Source: Monica Mares

Many non-traditional relationships today are still regarded with distaste or loathing by society. Whether people disagree with it due to religious beliefs, social mores, or simply because they were brought up that way, there is a constant and never-ending series of forbidden loves that society tries to prevent. It hasn’t even been 50 years since anti-miscegenation laws were lifted in Loving v. Virginia, thus legalizing interracial marriage across the United States. These relationships, too, were considered taboo by society and backed by pseudoscientific and religious support. Today, we’re seeing the same thing happen with gay marriage.

“Honestly I never thought we would get into trouble for our relationship,” admits Peterson. “We were both consenting adults— when it comes down to it. She’s adult. I’m an adult. I can make my own decisions. I never thought it would blow up into something like this.” He added, “It’s just like the gays.”
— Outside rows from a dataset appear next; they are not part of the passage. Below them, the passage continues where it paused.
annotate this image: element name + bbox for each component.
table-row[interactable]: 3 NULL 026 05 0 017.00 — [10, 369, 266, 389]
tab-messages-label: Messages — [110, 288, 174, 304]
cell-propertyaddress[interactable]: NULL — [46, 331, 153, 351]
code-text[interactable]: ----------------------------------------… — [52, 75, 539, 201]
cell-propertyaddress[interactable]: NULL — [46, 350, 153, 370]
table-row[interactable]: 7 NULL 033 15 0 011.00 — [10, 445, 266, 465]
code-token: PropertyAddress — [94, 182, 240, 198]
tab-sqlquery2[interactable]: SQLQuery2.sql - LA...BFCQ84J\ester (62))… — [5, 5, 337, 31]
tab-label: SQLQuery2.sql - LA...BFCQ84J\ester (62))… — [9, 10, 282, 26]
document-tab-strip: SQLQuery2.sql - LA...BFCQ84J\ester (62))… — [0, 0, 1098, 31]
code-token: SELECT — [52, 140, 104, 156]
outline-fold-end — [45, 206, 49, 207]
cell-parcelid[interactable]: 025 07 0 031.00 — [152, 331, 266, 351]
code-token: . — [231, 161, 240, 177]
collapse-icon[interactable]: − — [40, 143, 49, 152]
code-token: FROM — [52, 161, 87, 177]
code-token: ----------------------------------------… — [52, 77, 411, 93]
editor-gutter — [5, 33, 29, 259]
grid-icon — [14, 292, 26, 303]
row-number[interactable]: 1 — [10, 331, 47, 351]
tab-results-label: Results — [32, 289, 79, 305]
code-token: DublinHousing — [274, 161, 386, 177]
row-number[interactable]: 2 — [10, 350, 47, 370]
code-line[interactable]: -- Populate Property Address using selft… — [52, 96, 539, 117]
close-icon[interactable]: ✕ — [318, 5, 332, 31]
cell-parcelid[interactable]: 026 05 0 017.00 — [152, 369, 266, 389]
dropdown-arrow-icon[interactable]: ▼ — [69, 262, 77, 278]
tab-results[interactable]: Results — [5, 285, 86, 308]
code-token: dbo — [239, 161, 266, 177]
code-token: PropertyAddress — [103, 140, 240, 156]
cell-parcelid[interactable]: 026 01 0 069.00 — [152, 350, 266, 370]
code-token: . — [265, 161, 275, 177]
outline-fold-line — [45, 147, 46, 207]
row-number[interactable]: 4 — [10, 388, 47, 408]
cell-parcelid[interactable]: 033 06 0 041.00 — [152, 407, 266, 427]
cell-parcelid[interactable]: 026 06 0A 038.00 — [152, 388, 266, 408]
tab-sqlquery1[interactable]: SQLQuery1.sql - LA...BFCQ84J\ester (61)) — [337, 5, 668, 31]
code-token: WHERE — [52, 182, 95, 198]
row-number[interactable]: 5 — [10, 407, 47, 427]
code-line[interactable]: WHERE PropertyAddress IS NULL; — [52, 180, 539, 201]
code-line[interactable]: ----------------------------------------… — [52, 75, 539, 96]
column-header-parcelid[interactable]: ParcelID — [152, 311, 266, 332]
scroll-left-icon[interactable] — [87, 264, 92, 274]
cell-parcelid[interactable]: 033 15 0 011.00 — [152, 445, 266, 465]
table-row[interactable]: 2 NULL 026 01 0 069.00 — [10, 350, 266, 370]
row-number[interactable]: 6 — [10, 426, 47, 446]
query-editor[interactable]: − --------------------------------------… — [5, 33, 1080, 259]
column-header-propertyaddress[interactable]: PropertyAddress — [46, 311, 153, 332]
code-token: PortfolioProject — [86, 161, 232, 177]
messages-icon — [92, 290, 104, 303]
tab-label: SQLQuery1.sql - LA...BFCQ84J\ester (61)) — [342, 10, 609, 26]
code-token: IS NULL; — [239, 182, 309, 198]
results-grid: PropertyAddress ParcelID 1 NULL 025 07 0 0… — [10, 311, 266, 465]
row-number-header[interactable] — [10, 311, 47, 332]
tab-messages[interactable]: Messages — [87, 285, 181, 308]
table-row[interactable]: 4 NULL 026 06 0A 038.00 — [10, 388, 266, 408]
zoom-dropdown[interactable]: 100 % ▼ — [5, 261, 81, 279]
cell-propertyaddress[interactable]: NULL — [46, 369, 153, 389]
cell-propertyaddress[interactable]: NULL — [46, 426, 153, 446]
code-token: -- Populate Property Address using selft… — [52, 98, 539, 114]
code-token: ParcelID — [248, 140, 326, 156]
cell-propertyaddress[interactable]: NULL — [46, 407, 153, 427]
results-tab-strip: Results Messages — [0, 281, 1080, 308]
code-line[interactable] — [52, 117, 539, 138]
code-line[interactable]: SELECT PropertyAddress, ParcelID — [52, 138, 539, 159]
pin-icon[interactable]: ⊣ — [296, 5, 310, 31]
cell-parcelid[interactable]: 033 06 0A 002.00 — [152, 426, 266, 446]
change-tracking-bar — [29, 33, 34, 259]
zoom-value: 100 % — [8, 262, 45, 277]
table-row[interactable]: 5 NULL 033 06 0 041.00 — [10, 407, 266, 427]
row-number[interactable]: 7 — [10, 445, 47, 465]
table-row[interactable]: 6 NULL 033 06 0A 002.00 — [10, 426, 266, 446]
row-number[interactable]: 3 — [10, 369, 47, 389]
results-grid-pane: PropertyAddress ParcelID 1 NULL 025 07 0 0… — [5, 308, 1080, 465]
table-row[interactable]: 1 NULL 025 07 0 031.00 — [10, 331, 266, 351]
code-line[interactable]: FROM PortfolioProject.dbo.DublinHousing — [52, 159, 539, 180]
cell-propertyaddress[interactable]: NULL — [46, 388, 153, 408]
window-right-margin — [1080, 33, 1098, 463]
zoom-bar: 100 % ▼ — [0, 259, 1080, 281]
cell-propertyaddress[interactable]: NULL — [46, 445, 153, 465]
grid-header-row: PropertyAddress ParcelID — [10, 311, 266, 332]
Can you see the slippery slope yet?

While incestuous relationships are still not the same as interracial or same-sex ones by any means, they are similar in the way in which society abhors and actively works against them. Marriage laws in the United States are arbitrary at best, based on the [religious] notion that love can only exist between two consenting adults, almost explicitly for the purpose of procreation. But we’ve seen love come in all shapes and sizes, so what makes one kind of love more valid, more worthy than another?

For Monica Mares and Caleb Peterson, nothing, not even jail or ostracism, can keep them apart now that they are together again. Though they are currently prohibited from seeing each other, and although Mares has lost her right to see her other children for the time being, both parties defend that this is a victimless crime and said they would abandon their families to be together.

“He is the love of my life and I don’t want to lose him,” said Mares. “My kids love him, my whole family does. Nothing can come between us not courts, or jail, nothing. I have to be with him. When I get out of prison I will move out of Clovis to a state that allows us to be together [….] It is every bit worth it. If they lock me up for love then they lock me up. There is no way anybody could pull us apart, and I really do love him.”